With his youthful optimism, ambitions and intelligence, Michael represents Germany's new hope for the future, a generation unblemished by the taint of war. But his lifelong entanglement with Hanna proves that you can never escape the legacy of a guilty past, nor ever truly lay it to rest either.

Yup, The Reader is not a cheery, mindless night out at the pictures. Instead, it's a thought-provoking, almost existential film that tackles all the biggies: law, morality, complicity, guilt, redemption and absolution, and the way that love can be buffeted helplessly between them all. True, it raises more questions than it (or any other film) could ever answer, but the fact that it poses them at all is laudable.

However, the stiff upper lifts of its central protagonists, Winslet and Ralph Fiennes (who plays Michael as an adult) and its (admittedly admirable) refusal to spell everything out in a monotonous voiceover, do prevent us from ever getting too emotionally involved. Instead, we're invited to view the unfolding events almost dispassionately, and to ask ourselves uncomfortable questions too. What would we have done in Hanna's place? It's not something we really want to think about too deeply.

Kate Winslet's performance as the clumpy, frumpy Hanna is superb, and with all that ugly prosthetic ageing make-up, she's a shoe-in for an Oscar. Ralph Fiennes, surely the king of repressed emotions, is on his usual elegant, understatedly brilliant form, while German newcomer David Kross is also excellent and utterly credible as his younger self (even if he does look rather more like David Walliams than the austere, chisel-featured Fiennes).

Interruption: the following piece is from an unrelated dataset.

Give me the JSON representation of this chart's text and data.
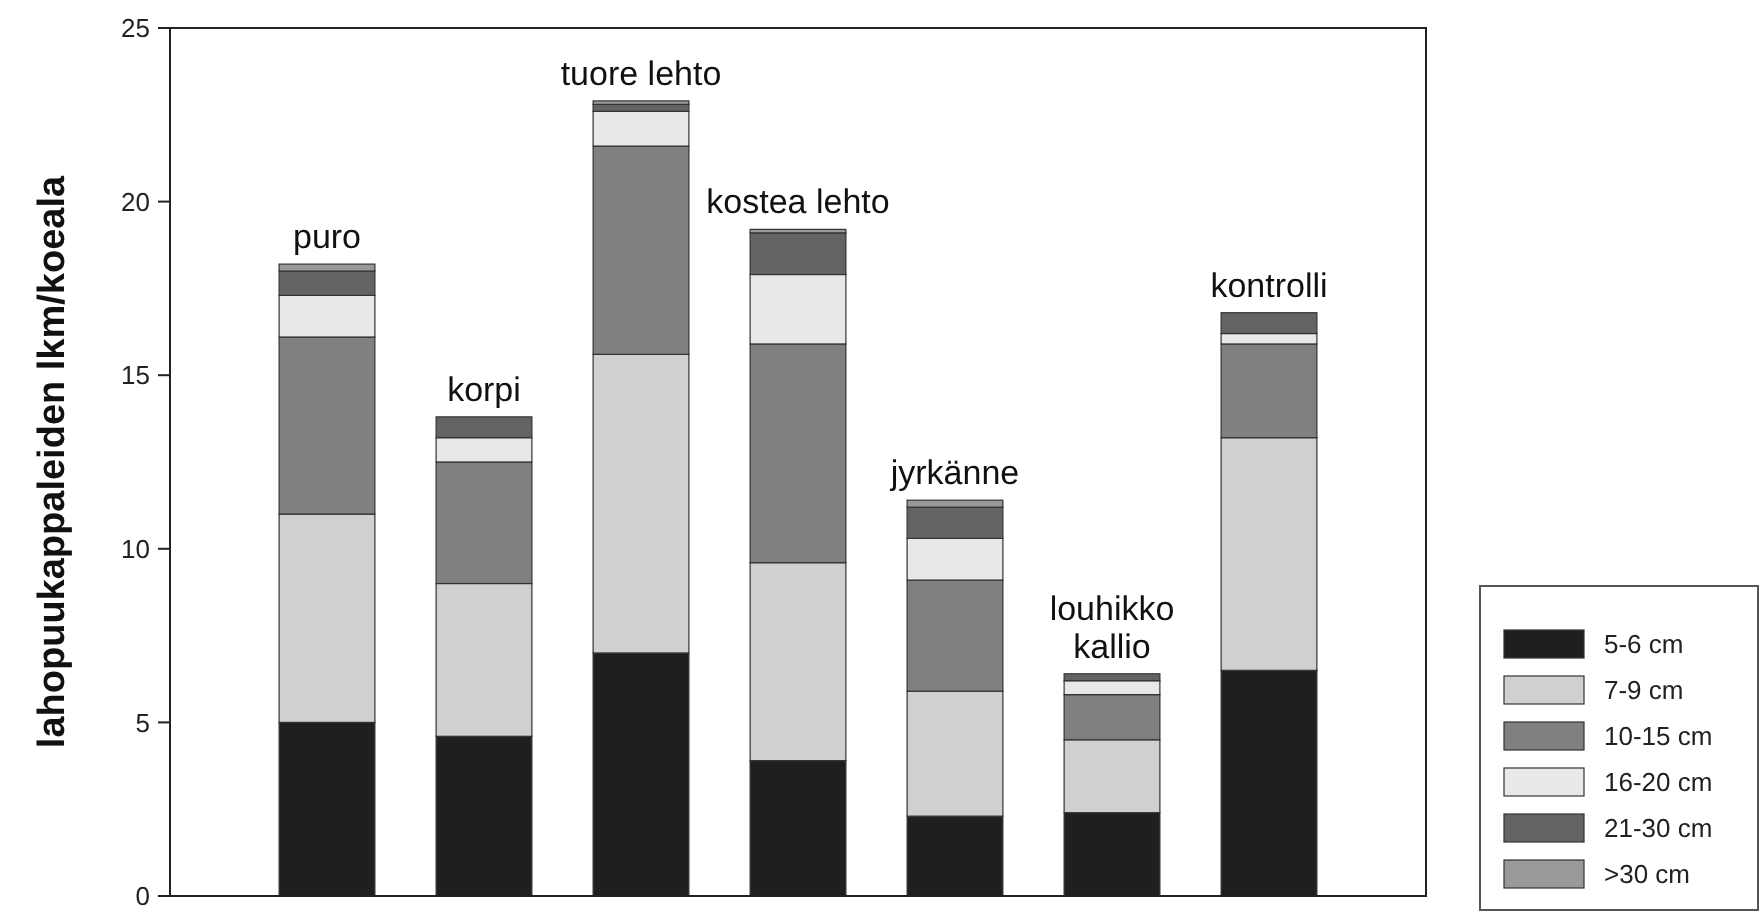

What with Defiance and Valkyrie jostling at the box office, not to mention last year's The Boy in the Striped Pyjamas (which suddenly seems like Spielberg schmaltz when compared to The Reader's restrained intellectualism), it seems as if films set in Germany during or after the war have never been more popular. And, absorbing and at times shocking, The Reader is a worthy and worthwhile addition to the canon.